April 5, 2021
In a 9-0 ruling authored by Justice Brett Kavanaugh, the U.S. Supreme Court loosened local media ownership restrictions, which could enable more industry consolidation. It’s viewed as a victory for broadcasters that wanted to overturn the 2017 decision of the Third Circuit Court of Appeals that found the FCC did not sufficiently consider the effect of changes on minority and female owners. The FCC appeal was supported by News Corp, Fox Corporation, Sinclair Broadcast Group and the National Association of Broadcasters.
Reuters reports that, “the associations for other broadcast networks’ local affiliates, including ABC, NBC and CBS, backed the appeals, arguing that consolidation would help ensure the economic survival of local television amid heavy competition from Internet companies that provide video content.”
In 2017, the FCC, led by Republicans during the Trump administration, “voted to eliminate a ban in place since 1975 on cross-ownership of a newspaper and TV station in a major market … [and] to make it easier for media companies to buy additional TV stations in the same market, and for companies to buy additional radio stations in some markets.”
The FCC, led by acting chair Jessica Rosenworcel, who voted against the 2017 decision, is now split between Democrats and Republicans, although President Biden will nominate a new commissioner, ensuring a Democratic majority after Senate confirmation.
In the ruling, writing for the majority, Kavanaugh said that repealing or modifying ownership rules “was not likely to harm minority and female ownership.” Former FCC commissioner Mike O’Rielly opined that although there would be some consolidation, “no massive deals” would take place.
Critics, however, are not assuaged.
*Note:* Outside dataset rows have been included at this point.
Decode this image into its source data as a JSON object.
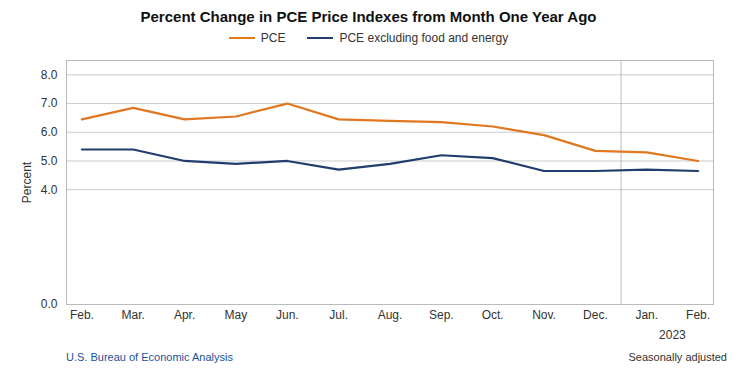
{
  "chart_data": {
    "type": "line",
    "title": "Percent Change in PCE Price Indexes from Month One Year Ago",
    "ylabel": "Percent",
    "categories": [
      "Feb.",
      "Mar.",
      "Apr.",
      "May",
      "Jun.",
      "Jul.",
      "Aug.",
      "Sep.",
      "Oct.",
      "Nov.",
      "Dec.",
      "Jan.",
      "Feb."
    ],
    "series": [
      {
        "name": "PCE",
        "color": "#E07820",
        "values": [
          6.45,
          6.85,
          6.45,
          6.55,
          7.0,
          6.45,
          6.4,
          6.35,
          6.2,
          5.9,
          5.35,
          5.3,
          5.0
        ]
      },
      {
        "name": "PCE excluding food and energy",
        "color": "#1F3E6E",
        "values": [
          5.4,
          5.4,
          5.0,
          4.9,
          5.0,
          4.7,
          4.9,
          5.2,
          5.1,
          4.65,
          4.65,
          4.7,
          4.65
        ]
      }
    ],
    "ylim": [
      0.0,
      8.5
    ],
    "yticks": [
      {
        "value": 0.0,
        "label": "0.0"
      },
      {
        "value": 4.0,
        "label": "4.0"
      },
      {
        "value": 5.0,
        "label": "5.0"
      },
      {
        "value": 6.0,
        "label": "6.0"
      },
      {
        "value": 7.0,
        "label": "7.0"
      },
      {
        "value": 8.0,
        "label": "8.0"
      }
    ],
    "grid": true,
    "legend": "top",
    "annotations": [
      "2023",
      "U.S. Bureau of Economic Analysis",
      "Seasonally adjusted"
    ]
  }
}
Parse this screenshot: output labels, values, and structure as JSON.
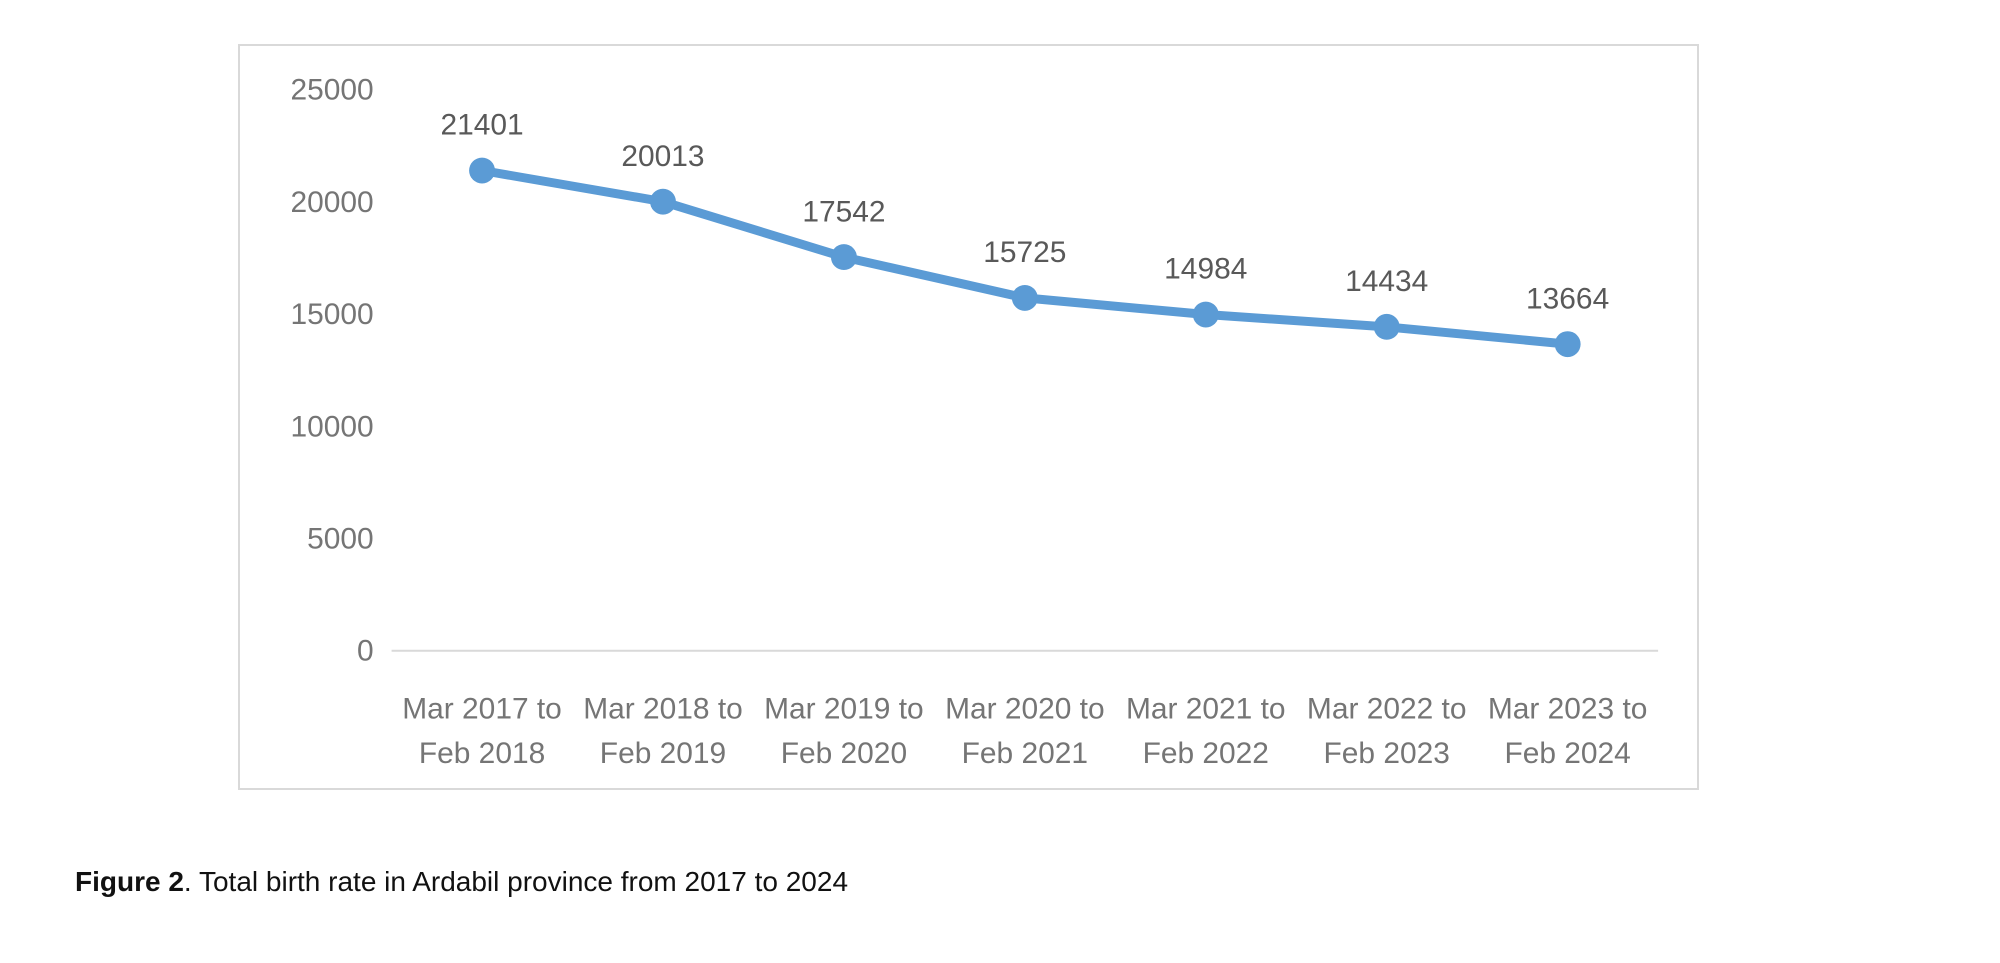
{
  "caption": {
    "label": "Figure 2",
    "text": ". Total birth rate in Ardabil province from 2017 to 2024"
  },
  "chart_data": {
    "type": "line",
    "title": "",
    "xlabel": "",
    "ylabel": "",
    "categories": [
      "Mar 2017 to Feb 2018",
      "Mar 2018 to Feb 2019",
      "Mar 2019 to Feb 2020",
      "Mar 2020 to Feb 2021",
      "Mar 2021 to Feb 2022",
      "Mar 2022 to Feb 2023",
      "Mar 2023 to Feb 2024"
    ],
    "category_label_lines": [
      [
        "Mar 2017 to",
        "Feb 2018"
      ],
      [
        "Mar 2018 to",
        "Feb 2019"
      ],
      [
        "Mar 2019 to",
        "Feb 2020"
      ],
      [
        "Mar 2020 to",
        "Feb 2021"
      ],
      [
        "Mar 2021 to",
        "Feb 2022"
      ],
      [
        "Mar 2022 to",
        "Feb 2023"
      ],
      [
        "Mar 2023 to",
        "Feb 2024"
      ]
    ],
    "values": [
      21401,
      20013,
      17542,
      15725,
      14984,
      14434,
      13664
    ],
    "data_labels": [
      21401,
      20013,
      17542,
      15725,
      14984,
      14434,
      13664
    ],
    "ylim": [
      0,
      25000
    ],
    "yticks": [
      0,
      5000,
      10000,
      15000,
      20000,
      25000
    ],
    "grid": false,
    "legend": "none",
    "colors": {
      "line": "#5b9bd5",
      "marker": "#5b9bd5",
      "data_label": "#595959",
      "axis_label": "#757575",
      "axis_line": "#d9d9d9",
      "panel_border": "#d9d9d9"
    }
  }
}
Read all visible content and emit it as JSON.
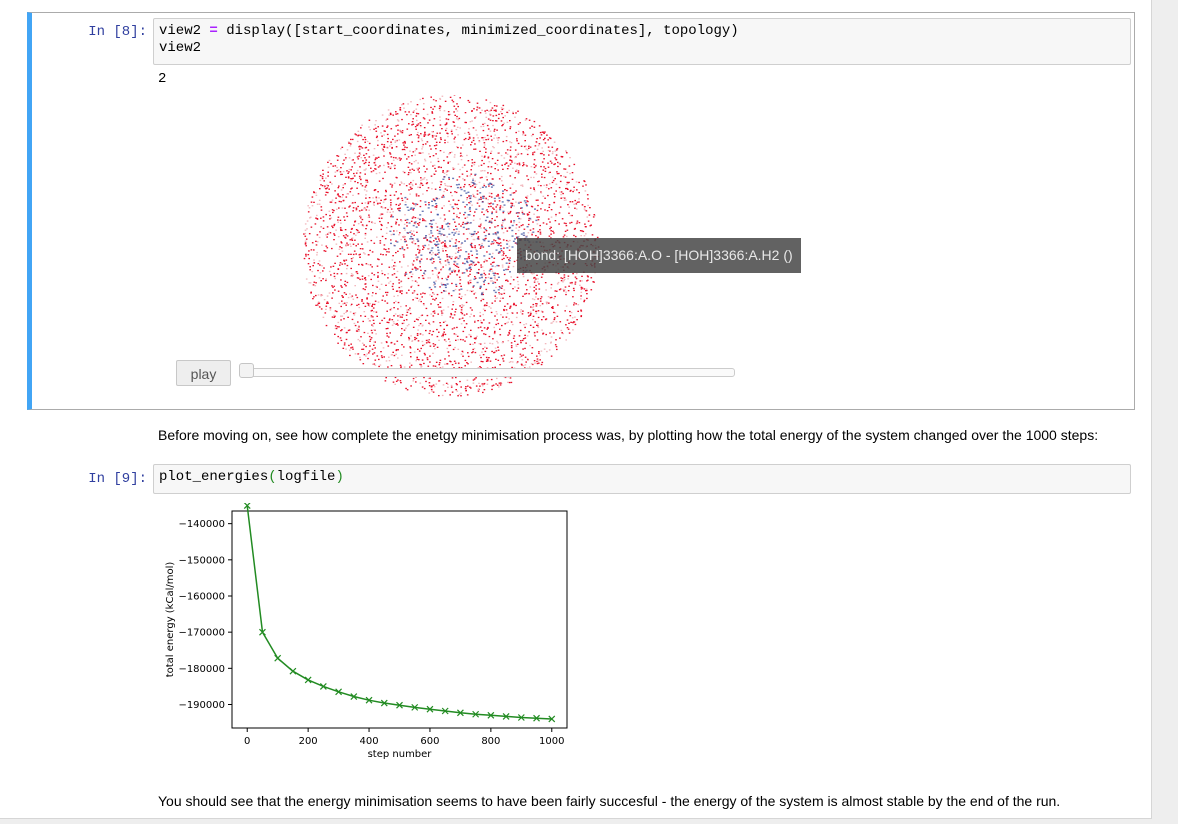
{
  "cells": {
    "cell8": {
      "prompt": "In [8]:",
      "code_line1_a": "view2 ",
      "code_line1_op": "=",
      "code_line1_b": " display([start_coordinates, minimized_coordinates], topology)",
      "code_line2": "view2",
      "output": "2",
      "tooltip": "bond: [HOH]3366:A.O - [HOH]3366:A.H2 ()",
      "play_label": "play",
      "slider_value": 0
    },
    "markdown1": "Before moving on, see how complete the enetgy minimisation process was, by plotting how the total energy of the system changed over the 1000 steps:",
    "cell9": {
      "prompt": "In [9]:",
      "code_func": "plot_energies",
      "code_open": "(",
      "code_arg": "logfile",
      "code_close": ")"
    },
    "markdown2": "You should see that the energy minimisation seems to have been fairly succesful - the energy of the system is almost stable by the end of the run."
  },
  "colors": {
    "accent": "#42a5f5",
    "prompt": "#303f9f",
    "line": "#228b22",
    "atom_red": "#e8102a",
    "atom_blue": "#3a4fa0"
  },
  "chart_data": {
    "type": "line",
    "xlabel": "step number",
    "ylabel": "total energy (kCal/mol)",
    "xlim": [
      -50,
      1050
    ],
    "ylim": [
      -196500,
      -136500
    ],
    "xticks": [
      0,
      200,
      400,
      600,
      800,
      1000
    ],
    "yticks": [
      -140000,
      -150000,
      -160000,
      -170000,
      -180000,
      -190000
    ],
    "marker": "x",
    "series": [
      {
        "x": [
          0,
          50,
          100,
          150,
          200,
          250,
          300,
          350,
          400,
          450,
          500,
          550,
          600,
          650,
          700,
          750,
          800,
          850,
          900,
          950,
          1000
        ],
        "values": [
          -135000,
          -170000,
          -177200,
          -180800,
          -183200,
          -185000,
          -186500,
          -187800,
          -188800,
          -189600,
          -190200,
          -190800,
          -191300,
          -191800,
          -192300,
          -192700,
          -193000,
          -193300,
          -193600,
          -193800,
          -194000
        ]
      }
    ]
  }
}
Free Press, an advocacy group, said Congress and the FCC “must recognize that hedge-fund and Wall Street-driven consolidation harms local communities, and only decimates what’s left of competition and diversity … The silver lining here is [the court] deferred to the agency’s judgment and left room for a new commission to get this right.”
Variety reports that non-profit Prometheus Radio Project led the petitioners that challenges the FCC’s move, saying that the decision was made based on “flawed data.” Kavanaugh rebutted, “the FCC reasoned that the historical justifications for those ownership rules no longer apply in today’s media market” and that, “its best estimate, based on the sparse record evidence, was that repealing or modifying the three rules at issue here was not likely to harm minority and female ownership.”
In the wake of the Supreme Court decision, Sinclair Broadcast Group’s stock rose 4.3 percent in early trading and Nexstar shares jumped 3 percent, while NAB president Gordon Smith lauded the unanimous ruling. But former FCC commissioner Michael Copps, who noted the FCC has to review ownership rules every four years, said, “unlike the FCC under the Trump administration, this FCC will not ignore the rule of law and its own policy objectives to appease media conglomerates pushing for more consolidation.”